The conference, held in Cusco in the potato’s native land of Peru, is bringing together scientists and policy makers to help devise strategies to strengthen the role of what they are calling “the food of the future” in agriculture, the economy and food security, especially in the world’s poorest countries, according to the UN Food and Agriculture Organization (FAO).

Grown in more than 100 countries, the potato is already an integral part of the global food system, said FAO, which sponsored the conference along with the International Potato Centre (CIP). With a record 320 million tons produced in 2007, it is the world’s number one non-grain food commodity.

Consumption is expanding strongly in developing countries, which now account for more than half of the global harvest and where the potato’s ease of cultivation and high energy content have made it a valuable cash crop for millions of farmers, according to the agency.

In Peru itself, food price inflation has spurred government efforts to reduce costly wheat imports by encouraging people to eat bread that includes potato flour. In China, the world’s biggest potato producer (72 million tons in 2007), agriculture experts have proposed that potato become the major food crop on much of the country's arable land.
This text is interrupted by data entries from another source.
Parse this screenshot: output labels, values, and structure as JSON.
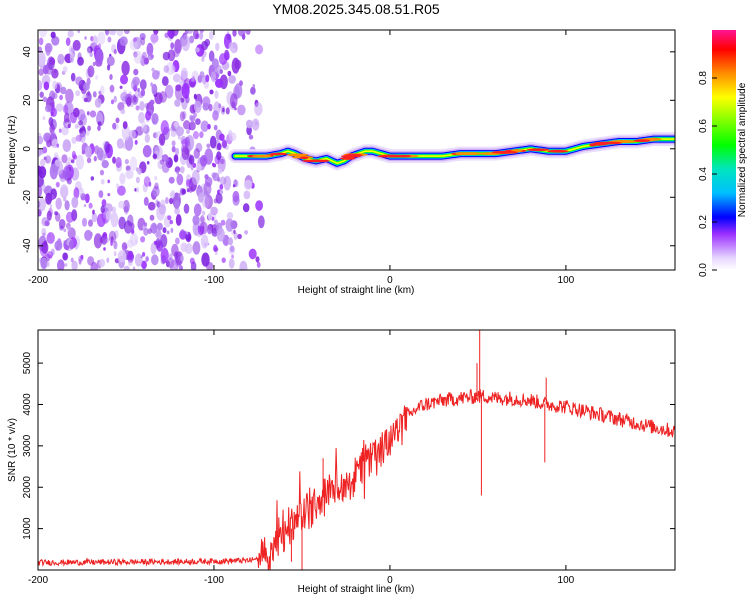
{
  "title": "YM08.2025.345.08.51.R05",
  "colors": {
    "snr_line": "#ee2222",
    "noise_purple": "#8a2be2",
    "noise_light": "#c9a6f5",
    "frame": "#000000"
  },
  "chart_data": [
    {
      "type": "heatmap",
      "name": "spectrogram",
      "xlabel": "Height of straight line (km)",
      "ylabel": "Frequency (Hz)",
      "xlim": [
        -200,
        162
      ],
      "ylim": [
        -50,
        49
      ],
      "xticks": [
        -200,
        -100,
        0,
        100
      ],
      "yticks": [
        -40,
        -20,
        0,
        20,
        40
      ],
      "xtick_labels": [
        "-200",
        "-100",
        "0",
        "100"
      ],
      "ytick_labels": [
        "-40",
        "-20",
        "0",
        "20",
        "40"
      ],
      "noise_region_x": [
        -200,
        -73
      ],
      "ridge": {
        "x": [
          -88,
          -80,
          -70,
          -62,
          -58,
          -54,
          -48,
          -42,
          -36,
          -30,
          -26,
          -22,
          -18,
          -14,
          -10,
          -5,
          0,
          10,
          20,
          30,
          40,
          50,
          60,
          70,
          80,
          90,
          100,
          110,
          120,
          130,
          140,
          150,
          162
        ],
        "freq": [
          -3,
          -3,
          -3,
          -2,
          -1,
          -2,
          -4,
          -5,
          -4,
          -6,
          -5,
          -3,
          -2,
          -1,
          -1,
          -2,
          -3,
          -3,
          -3,
          -3,
          -2,
          -2,
          -2,
          -1,
          0,
          -1,
          -1,
          1,
          2,
          3,
          3,
          4,
          4
        ]
      },
      "colorbar": {
        "label": "Normalized spectral amplitude",
        "range": [
          0,
          1
        ],
        "ticks": [
          0.0,
          0.2,
          0.4,
          0.6,
          0.8
        ],
        "tick_labels": [
          "0.0",
          "0.2",
          "0.4",
          "0.6",
          "0.8"
        ]
      }
    },
    {
      "type": "line",
      "name": "snr",
      "xlabel": "Height of straight line (km)",
      "ylabel": "SNR (10 * v/v)",
      "xlim": [
        -200,
        162
      ],
      "ylim": [
        0,
        5800
      ],
      "xticks": [
        -200,
        -100,
        0,
        100
      ],
      "yticks": [
        1000,
        2000,
        3000,
        4000,
        5000
      ],
      "xtick_labels": [
        "-200",
        "-100",
        "0",
        "100"
      ],
      "ytick_labels": [
        "1000",
        "2000",
        "3000",
        "4000",
        "5000"
      ],
      "envelope": {
        "x": [
          -200,
          -120,
          -80,
          -72,
          -65,
          -58,
          -50,
          -40,
          -30,
          -20,
          -10,
          0,
          8,
          15,
          20,
          30,
          40,
          50,
          55,
          60,
          70,
          80,
          90,
          100,
          110,
          120,
          130,
          140,
          150,
          162
        ],
        "y": [
          180,
          200,
          230,
          300,
          500,
          900,
          1300,
          1700,
          2000,
          2300,
          2700,
          3100,
          3600,
          3900,
          4000,
          4100,
          4150,
          4200,
          4200,
          4150,
          4150,
          4100,
          4000,
          3950,
          3850,
          3750,
          3650,
          3550,
          3450,
          3350
        ]
      },
      "spikes": [
        {
          "x": 51,
          "y": 5800
        },
        {
          "x": 52,
          "y": 1800
        },
        {
          "x": 49.5,
          "y": 5000
        },
        {
          "x": 88,
          "y": 2600
        },
        {
          "x": 88.8,
          "y": 4650
        },
        {
          "x": -38,
          "y": 2700
        },
        {
          "x": -58,
          "y": 1000
        },
        {
          "x": -50,
          "y": 0
        },
        {
          "x": -56,
          "y": 200
        }
      ]
    }
  ]
}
FAO said, however, that extending the benefits of potato production depends on improvements in the quality of planting material, farming systems that make more sustainable use of natural resources, and potato varieties that have reduced water needs, greater resistance to pests and diseases, and resilience in the face of climate change.

During the four-day conference, more than 90 of the world’s leading authorities on the potato and development research will share insights and recent study results to develop strategies for increasing the productivity, profitability and sustainability of potato-based systems for specific kinds of economies, FAO said.

On the third day of the conference, participants are scheduled to visit a 12,000 hectare “Potato Park” near Cusco, where farmer-researchers have restored to production over 600 traditional Andean potato varieties, providing plant breeders with the genetic building blocks of future varieties.

One of the expected outputs of the conference has been dubbed the “Cusco Challenge,” a year-long dialogue within the global potato science community that will address issues and opportunities in the future development of the crop.